Dia desses incomodei um economista brasileiro porque ousei dizer que a economia, ainda que melhor, esteja ensaiando recuperação sobre bases demasiado frágeis. O incômodo gerou ataque pessoal nas redes sociais em vez de um argumento em contrário, algo que se tornou corriqueiro no Brasil. Em resposta a um pedido meu para que explicitasse sua contrariedade sem ofensas descabidas, disse-me essa pessoa – dessa vez em tom cortês – que eu, como outros economistas, não entendemos o “DNA imutável” da sociedade e da economia brasileira, que “raciocinamos sobre um país que não existe”. Confesso que não entendi a resposta.

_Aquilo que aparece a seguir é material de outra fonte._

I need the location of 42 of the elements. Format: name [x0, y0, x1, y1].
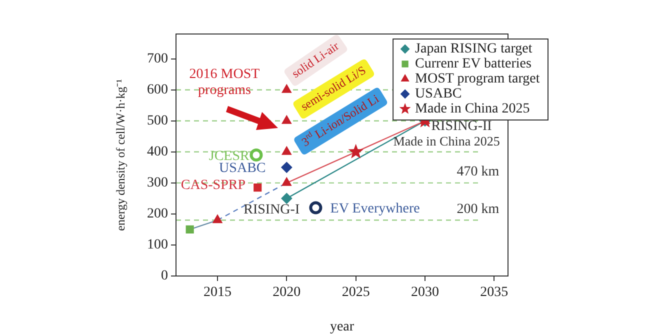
- point: [348, 144, 364, 158]
- y-tick-label: 500: [147, 114, 168, 129]
- legend-label: Japan RISING target: [415, 42, 532, 57]
- x-axis-title: year: [330, 319, 354, 334]
- x-tick-label: 2015: [204, 285, 232, 300]
- annotation: EV Everywhere: [330, 201, 420, 216]
- y-tick-label: 400: [147, 144, 168, 160]
- point: [212, 214, 222, 224]
- y-tick-label: 200: [147, 206, 168, 222]
- legend-label: Made in China 2025: [415, 102, 530, 117]
- point: [281, 162, 292, 173]
- point: [282, 177, 292, 186]
- y-axis-title: energy density of cell/W·h·kg⁻¹: [113, 78, 128, 231]
- annotation: Made in China 2025: [393, 134, 500, 149]
- y-tick-label: 0: [161, 268, 168, 284]
- annotation: RISING-I: [244, 202, 300, 218]
- y-tick-label: 700: [147, 51, 168, 66]
- annotation: RISING-II: [431, 118, 492, 134]
- point: [254, 184, 262, 192]
- point: [186, 225, 194, 234]
- point: [282, 84, 292, 93]
- annotation: solid Li-air: [289, 38, 342, 81]
- legend-label: MOST program target: [415, 72, 540, 87]
- point: [282, 115, 292, 124]
- x-tick-label: 2030: [411, 285, 439, 300]
- ref-line-label: 200 km: [456, 202, 500, 217]
- y-tick-label: 300: [147, 176, 168, 191]
- x-tick-label: 2020: [272, 285, 301, 300]
- point: [281, 192, 292, 204]
- annotation: USABC: [219, 160, 266, 176]
- annotation: CAS-SPRP: [180, 178, 246, 194]
- legend-label: USABC: [415, 86, 462, 102]
- annotation: 2016 MOST programs: [189, 66, 260, 98]
- legend-label: Currenr EV batteries: [415, 56, 532, 72]
- ref-line-label: 470 km: [456, 164, 500, 180]
- point: [250, 148, 263, 162]
- point: [309, 201, 322, 214]
- y-tick-label: 600: [147, 82, 168, 98]
- point: [282, 146, 292, 155]
- y-tick-label: 100: [147, 238, 168, 253]
- x-tick-label: 2035: [480, 285, 508, 300]
- x-tick-label: 2025: [342, 285, 370, 300]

O que entendi, entretanto, é que existe gente que acredita não ser possível mudar o Brasil, que estamos fadados a conviver com o que aí está. Há uma falácia lógica nessa linha de argumentação, na premissa esquisita de que a sociedade tem DNA, e ele é imutável. Afinal, se tudo o que ocorre no Brasil hoje, em todas as esferas, é meramente fruto de quem somos como sociedade e País sem que seja possível alterar essa suposta natureza engessada, estamos fadados à mediocridade.
Se aceitarmos a premissa da mediocridade, pela lógica somos obrigados a aceitar que todas as estruturas que nos mantém entre os países mais desiguais do mundo não haverão de se alterar, que a produtividade da economia brasileira seguirá baixa, ou em queda, que o crescimento não tem como deslanchar. Ou seja, a resposta que me foi oferecida contradiz a defesa da tese de que o Brasil caminha para uma recuperação forte e sustentada no curto prazo – de forma tortuosa, a resposta de meu interlocutor sustenta os questionamentos que expus, os mesmos dos quais ele diz discordar.
Falácias lógicas à parte, é bem possível que o Brasil não mude muito mesmo, que fiquemos presos a esse ciclo vicioso nefasto de engrenagens políticas que se perpetuam e nos mantém na mediocridade sem fim. O atual governo, sem dúvida, representa exatamente isso. Contudo, prefiro acreditar que o DNA imutável não seja a melhor metáfora para a sociedade brasileira. Prefiro achar que a melhor metáfora é a plasticidade neuronal que todos temos: a capacidade do sistema nervoso de alterar sua estrutura e seu funcionamento em reação à diversidade (e à adversidade) do entorno. Sociedades são como o cérebro, não são herança genética. A economia como construção da sociedade não pode, portanto, ser diferente.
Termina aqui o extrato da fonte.